Is that because of our society?

Erich Fromm stated in his book Sane Society the question of whether a society can also be insane. The answer: yes, you can. We live in that now. But here it comes: it has always been so, for three thousand years! There have always been people who have recognized that. I belong to those people. One who has put that into words is Patanjali (Indian philosopher, when he lived is unknown, some sources state in 4th century B.C., ed.). In his yoga sutras he says that man, rule 1, at birth forgets where he came from, namely the unity to which you return after death. Man ends up in a dual, split world and develops, rule 2, his own self in it. Rules 3 and 4: When you and I are apart, we both deal with hate and desire. Hate is repulsion, something you want out of your system; desire is about what you want in it. The last line, number 5: fear of death. These five truths govern the life of every human being. They are always there, never not, this is our destiny. Just look around, all selves, hatred and desire, fear of death, you see it everywhere. And that was also the case in Plato’s time, when the largest basin with the most slaves were in charge. They were not happy with Socrates and Plato.’

Given this human condition, what is a person to do?

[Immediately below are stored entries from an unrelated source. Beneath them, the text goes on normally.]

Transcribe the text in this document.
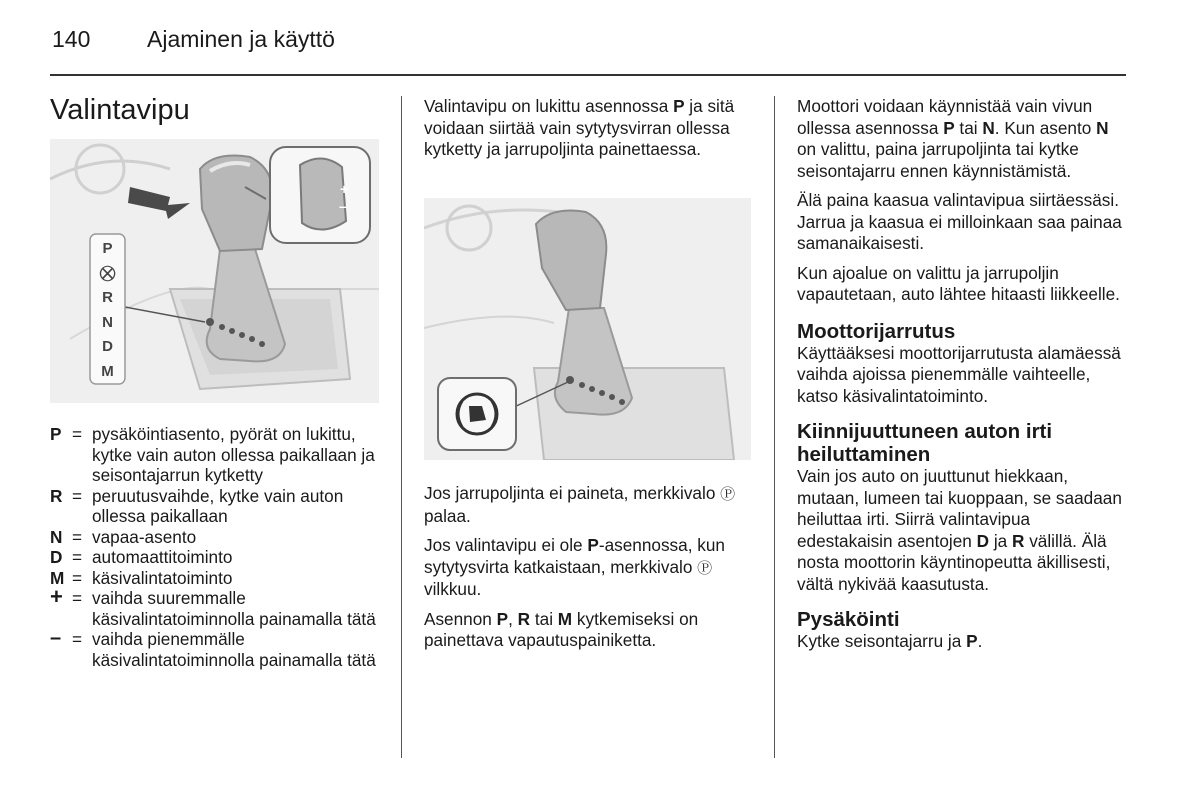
140 Ajaminen ja käyttö
Valintavipu
+
–
P
⛒
R
N
D
M
P = pysäköintiasento, pyörät on lukittu, kytke vain auton ollessa paikallaan ja seisontajarrun kytketty
R = peruutusvaihde, kytke vain auton ollessa paikallaan
N = vapaa-asento
D = automaattitoiminto
M = käsivalintatoiminto
+ = vaihda suuremmalle käsivalintatoiminnolla painamalla tätä
– = vaihda pienemmälle käsivalintatoiminnolla painamalla tätä

Valintavipu on lukittu asennossa P ja sitä voidaan siirtää vain sytytysvirran ollessa kytketty ja jarrupoljinta painettaessa.

Jos jarrupoljinta ei paineta, merkkivalo Ⓟ palaa.

Jos valintavipu ei ole P-asennossa, kun sytytysvirta katkaistaan, merkkivalo Ⓟ vilkkuu.

Asennon P, R tai M kytkemiseksi on painettava vapautuspainiketta.

Moottori voidaan käynnistää vain vivun ollessa asennossa P tai N. Kun asento N on valittu, paina jarrupoljinta tai kytke seisontajarru ennen käynnistämistä.

Älä paina kaasua valintavipua siirtäessäsi. Jarrua ja kaasua ei milloinkaan saa painaa samanaikaisesti.

Kun ajoalue on valittu ja jarrupoljin vapautetaan, auto lähtee hitaasti liikkeelle.

Moottorijarrutus

Käyttääksesi moottorijarrutusta alamäessä vaihda ajoissa pienemmälle vaihteelle, katso käsivalintatoiminto.

Kiinnijuuttuneen auton irti heiluttaminen

Vain jos auto on juuttunut hiekkaan, mutaan, lumeen tai kuoppaan, se saadaan heiluttaa irti. Siirrä valintavipua edestakaisin asentojen D ja R välillä. Älä nosta moottorin käyntinopeutta äkillisesti, vältä nykivää kaasutusta.

Pysäköinti

Kytke seisontajarru ja P.
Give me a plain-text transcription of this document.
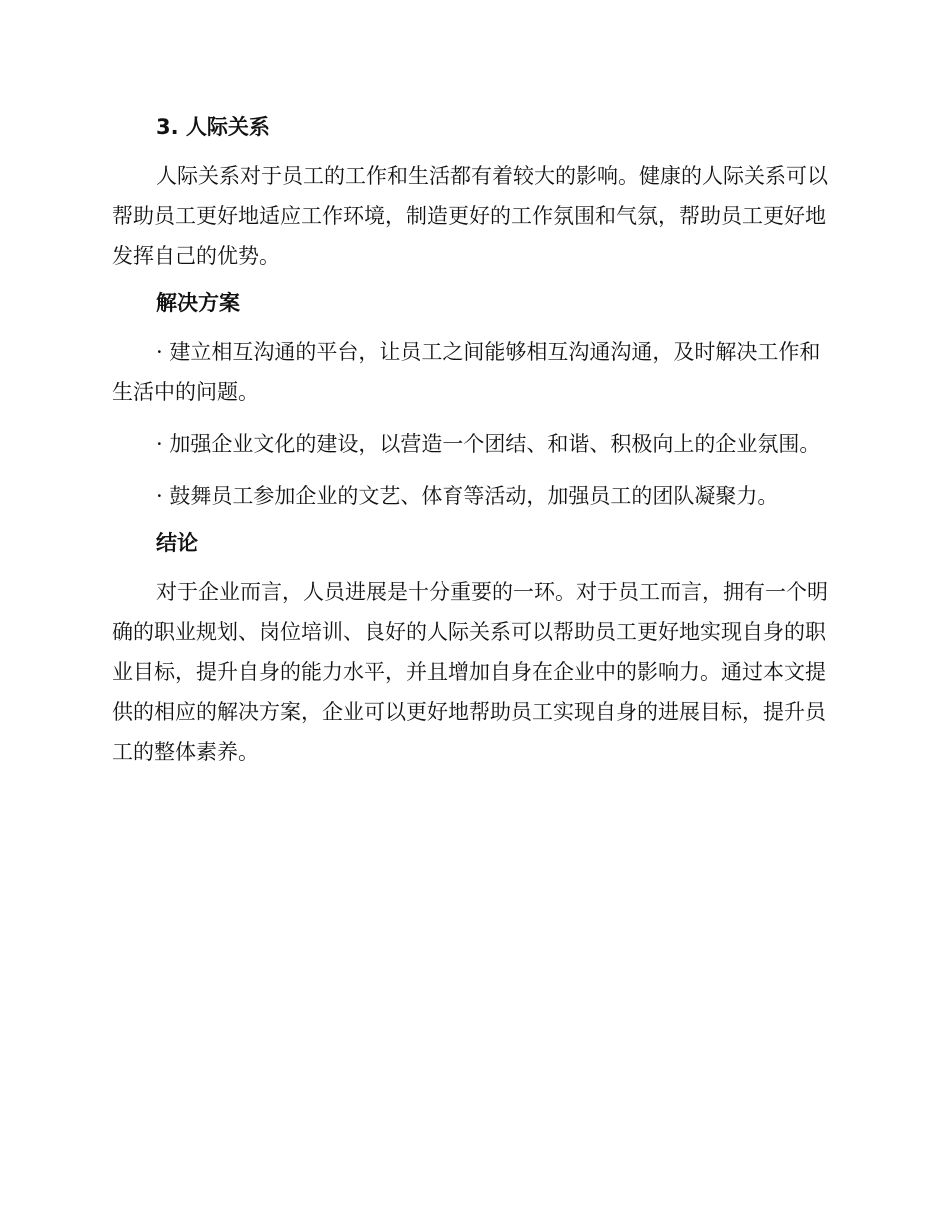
3. 人际关系

人际关系对于员工的工作和生活都有着较大的影响。健康的人际关系可以帮助员工更好地适应工作环境，制造更好的工作氛围和气氛，帮助员工更好地发挥自己的优势。

解决方案

· 建立相互沟通的平台，让员工之间能够相互沟通沟通，及时解决工作和生活中的问题。

· 加强企业文化的建设，以营造一个团结、和谐、积极向上的企业氛围。

· 鼓舞员工参加企业的文艺、体育等活动，加强员工的团队凝聚力。

结论

对于企业而言，人员进展是十分重要的一环。对于员工而言，拥有一个明确的职业规划、岗位培训、良好的人际关系可以帮助员工更好地实现自身的职业目标，提升自身的能力水平，并且增加自身在企业中的影响力。通过本文提供的相应的解决方案，企业可以更好地帮助员工实现自身的进展目标，提升员工的整体素养。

‘When I hear those five truths from Patanjali, it reassures me and I become silent. They help me tune into the flow of life. Participating and moving along, that’s what a person has to do. I also look for that attunement in a conversation. That is not: letting two billiard balls bounce on each other and see what funny comes out of it. No, I’m talking about what I call resonance, something that comes between us that causes something to happen and we come into a different reality. In Christian terms this is called the blessing. It’s a vibration that makes you feel that it’s right and that the other person also notices that something has been added.’

Does that offer comfort to Patanjali’s human condition?

‘Absolutely! That is comfort. Loneliness is always part of the human condition. The commonplace is: you are born alone and die alone. That is true, but more importantly, when it comes to the deepest meaning of your life, your deepest motivation, you are alone in the face of a mystery. That is archetypically a desert trip, you just have to endure it. Albert Schweizer (physician and philosopher, ed.) was with his wife for a long time and finally concluded that he did not know her. That’s how I experience it too. But you can solve loneliness through experiences of resonance.’

What is your message to future generations?

‘Follow your heart. That’s the only thing. I now teach at the Bildung Academy, where the students are searching boys and girls in their 20s. I tell them: you think you have to become what the outside world expects you to be. Do you want to stop doing that? Look what the outside world has made of it: you don’t want to participate in that, do you? So follow your heart. Make it sweet and beautiful. I tell them that, as a warrior.’

What is a man to do when he feels the end approaching?

“It is useless to say: Cease hatred and lust. They always accompany us. You cannot get rid of it just before you die if you have not practiced it before. Many elderly people have become hardened. They pretend to have seen everything, know everything. Most die angry, according to a study of hospices. Your question puts me facing that field. (silence) I would say: calm down, become quiet. Practice enjoying something, even just a blade of grass. And ask yourself: to whom can I give my heart in the face of death? Continue to marvel, until the very end, there are so many beautiful things in this existence. Once you are amazed, try to express it in connection with someone else. Then you stutter, always, if you stutter you are doing a good job. We cannot understand the mystery.’